A arte de vencer limites em busca de um mundo melhor
Tudo nela é fogo. O cigarro, o vestido vermelho, o decote. Até que ele aparece e os dois corpos se misturam em um movimento que une sensualidade e dança.
Depois do ápice do amor, ele a coloca na cadeira de rodas e a guia para fora do palco. Tudo não passa de uma encenação entre dois dançarinos, exceto o fato de ela, realmente, precisar da cadeira de rodas para se locomover.
Nesta segunda-feira, 21, quando se comemora o Dia Nacional de Luta da Pessoa com Deficiência, A TARDE ouviu a história de pessoas que superam os limites físicos e a falta de acessibilidade na cidade em busca da realização de sonhos.
E, se há alguém que se encaixa neste perfil, é Ninfa Cunha, 46, que protagoniza a coreografia Fogo (descrita no início do texto), ao lado do dançarino e coreógrafo Deo Carvalho.

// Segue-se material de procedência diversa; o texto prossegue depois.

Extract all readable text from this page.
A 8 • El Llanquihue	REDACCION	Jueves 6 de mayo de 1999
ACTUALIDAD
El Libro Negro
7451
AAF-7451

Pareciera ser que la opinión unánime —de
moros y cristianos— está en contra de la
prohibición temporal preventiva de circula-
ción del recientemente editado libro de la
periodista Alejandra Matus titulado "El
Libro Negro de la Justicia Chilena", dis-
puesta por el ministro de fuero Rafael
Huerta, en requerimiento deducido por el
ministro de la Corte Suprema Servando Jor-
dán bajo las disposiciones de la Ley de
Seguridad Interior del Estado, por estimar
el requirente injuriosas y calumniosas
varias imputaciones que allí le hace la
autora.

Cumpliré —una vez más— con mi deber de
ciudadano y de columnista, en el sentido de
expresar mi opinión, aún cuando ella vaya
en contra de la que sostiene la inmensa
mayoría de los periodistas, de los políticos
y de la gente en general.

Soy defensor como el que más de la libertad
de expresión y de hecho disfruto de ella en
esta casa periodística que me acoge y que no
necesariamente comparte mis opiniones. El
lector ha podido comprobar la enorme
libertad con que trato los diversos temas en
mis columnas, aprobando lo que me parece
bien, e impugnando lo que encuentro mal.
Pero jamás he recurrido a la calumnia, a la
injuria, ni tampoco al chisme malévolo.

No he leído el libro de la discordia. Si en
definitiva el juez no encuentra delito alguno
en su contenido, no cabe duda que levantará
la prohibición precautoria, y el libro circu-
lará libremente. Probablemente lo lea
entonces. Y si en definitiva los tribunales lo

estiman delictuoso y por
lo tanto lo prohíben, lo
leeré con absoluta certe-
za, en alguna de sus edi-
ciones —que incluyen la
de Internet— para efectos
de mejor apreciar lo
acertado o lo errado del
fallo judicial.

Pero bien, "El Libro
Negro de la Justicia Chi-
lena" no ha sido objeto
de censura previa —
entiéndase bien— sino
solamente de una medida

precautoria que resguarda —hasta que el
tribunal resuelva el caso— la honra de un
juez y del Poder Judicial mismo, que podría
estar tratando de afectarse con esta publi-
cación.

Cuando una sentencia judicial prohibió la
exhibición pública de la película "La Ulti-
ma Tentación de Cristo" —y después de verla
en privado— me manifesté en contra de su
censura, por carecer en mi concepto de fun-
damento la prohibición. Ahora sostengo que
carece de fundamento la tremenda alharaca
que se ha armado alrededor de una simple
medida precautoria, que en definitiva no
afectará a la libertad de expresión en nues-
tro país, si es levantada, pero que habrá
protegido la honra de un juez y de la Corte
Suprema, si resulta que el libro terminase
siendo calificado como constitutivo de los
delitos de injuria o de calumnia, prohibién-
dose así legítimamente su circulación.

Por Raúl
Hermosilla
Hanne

Ela perdeu, parcialmente, as funções motoras dos membros superiores e inferiores em decorrência da síndrome Ataxia de Friederich (provocada pela união de primos carnais entre os bisavós). Mesmo com os movimentos comprometidos, Ninfa encontra energia para cumprir uma agenda ativa.
A rotina semanal inclui uma manhã inteira de aula no programa multidisciplinar de pós-graduação em Cultura e Sociedade, na Universidade Federal da Bahia (Ufba); ensaios de dança; realização de palestras e oficinas; atendimento ao público em redes sociais e apresentações artísticas.
Há 16 anos, a dança entrou na vida dela como terapia para o diabetes, no Hospital Sarah. "Eu pensei: por que não expandir isso para fora do hospital? Foi aí que descobri que a minha missão é dançar", diz ela, que coordena o projeto Perspectivas em Movimento, que, desde 2009, oferece formação artística para deficientes.
Com um riso largo no rosto, Ninfa diz amar o trabalho: "Às vezes, eu me sinto cansada, mas não o trocaria por nada". Quando há alguma pendência, como pagamento e atualização de documentos, ela faz questão de resolver pessoalmente.
"Um dia, recebi a ligação de um gerente, pedindo que eu mandasse alguém para digitar a minha senha e receber dinheiro por um trabalho que fiz, pois o local não era acessível para mim. Eu disse: se vire. Sou cliente do seu banco e mereço condições mínimas de acessibilidade. Entrei com uma ação civil pública e, hoje, já há rampa e piso tátil na agência da Graça", conta.
A atuação artística de Ninfa e de outras 99 pessoas com deficiência poderá ser conferida no espetáculo Caymmi e a Poética dos Sentidos, programado para sexta-feira, sábado e domingo próximos, no Espaço Xisto Bahia, nos Barris.
A apresentação faz parte da I Semana Cultural Acessível, realizada pelo Espaço Xisto Bahia em parceria com o Perspectivas em Movimento (veja a programação completa abaixo).
Missão bonita
Foi no último dia 6 de agosto que a aposentadoria bateu à porta do professor de matemática Olivaldo Passos, 65, mas ele mandou aguardar.
Para o deficiente visual, não é nada fácil se deslocar sozinho de segunda a sexta- -feira, de Pernambués para o Instituto dos Cegos, no Barbalho. Mas o prazer de ensinar o motiva a querer ficar um pouco mais.
"Nós temos uma missão bonita, a de formar cidadãos. O reconhecimento dos alunos é o nosso grande salário", opina.
Apesar da paixão pelo ofício, Olivaldo critica as armadilhas de Salvador: "A cidade está um canteiro de obras. No meu bairro, os passeios são cheios de desníveis e buracos. Além disso, a administração pública não nos consultou sobre a implantação do piso tátil. Nenhum cego consegue andar um quilômetro sobre aquilo, porque machuca o pé. A iniciativa é louvável, mas eu preferia andar sobre um passeio padronizado com o meio-fio alto", comenta.